Keep in mind that other company also placed shares to a reputable firm during a downtrend and the sp continued down. Today a fraction of that last placement price.
Placements below a certain percentage of the float have no requirements for the party to disclose. This is the choice of the private party, not ERHC.
We shouldn't forget that the last placement led to Chad either. So whatever the cost or debatable effect on the share price, we don't know the benefit yet.
But let's not have the shelf debate again please, lol. I think we covered both sides of that one.
We'll see what detail we get on the 28th. If the proposed Rights Offering idea is not complete we may not hear much. I have no idea. So we're getting ahead of ourselves here.
But I can't agree with:
then this is all a game to remove retail shareholders from the picture.
I think it's a plan to raise money to explore and acquire assets to build shareholder value. Preferential terms always go to Institutional Investors and JVs. They put up more money.

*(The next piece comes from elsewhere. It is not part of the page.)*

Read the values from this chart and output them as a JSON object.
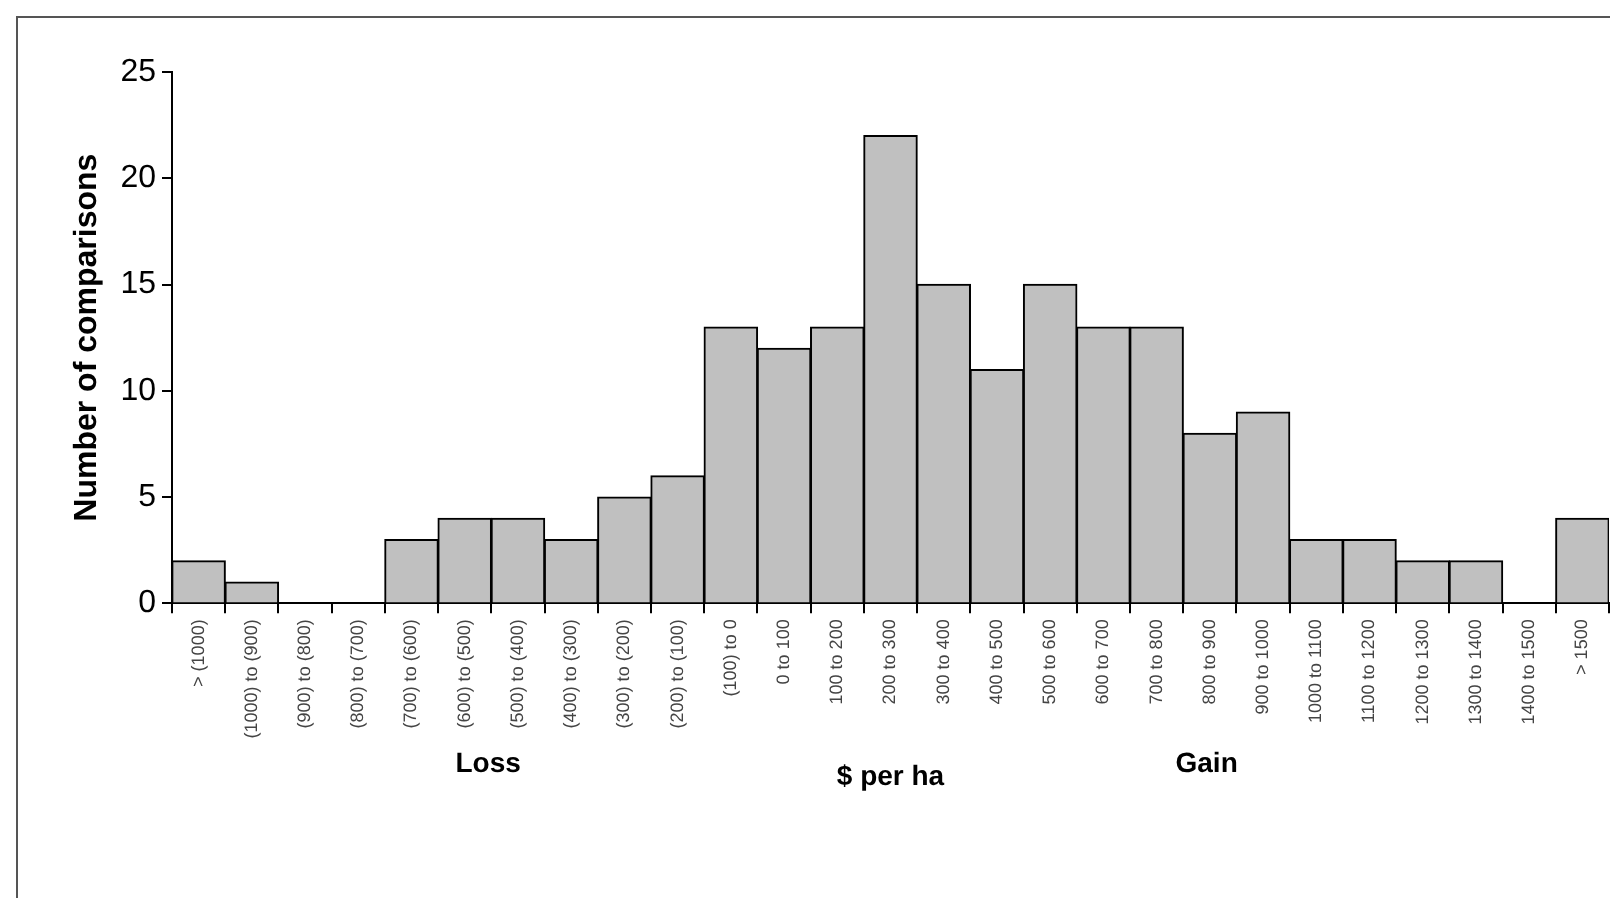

But retail investors are also key to any share price appreciation. And even if a shareholder doesn't buy another share and all the shares are authorized and then issued, they are not "removed", their ownership percentage and voting rights are reduced by up to 3/4.
But how this affects the eventual value of the remaining percentage depends on what the company does with the money. If they discover oil and buy development and production stage assets, the diluted shares are worth far more than they ever would have been undiluted. Even just raising the cash improves the standing of the shares, at worst it's book neutral. If there is zero dilution and zero proven oil, they have no intrinsic value, just the cash on hand.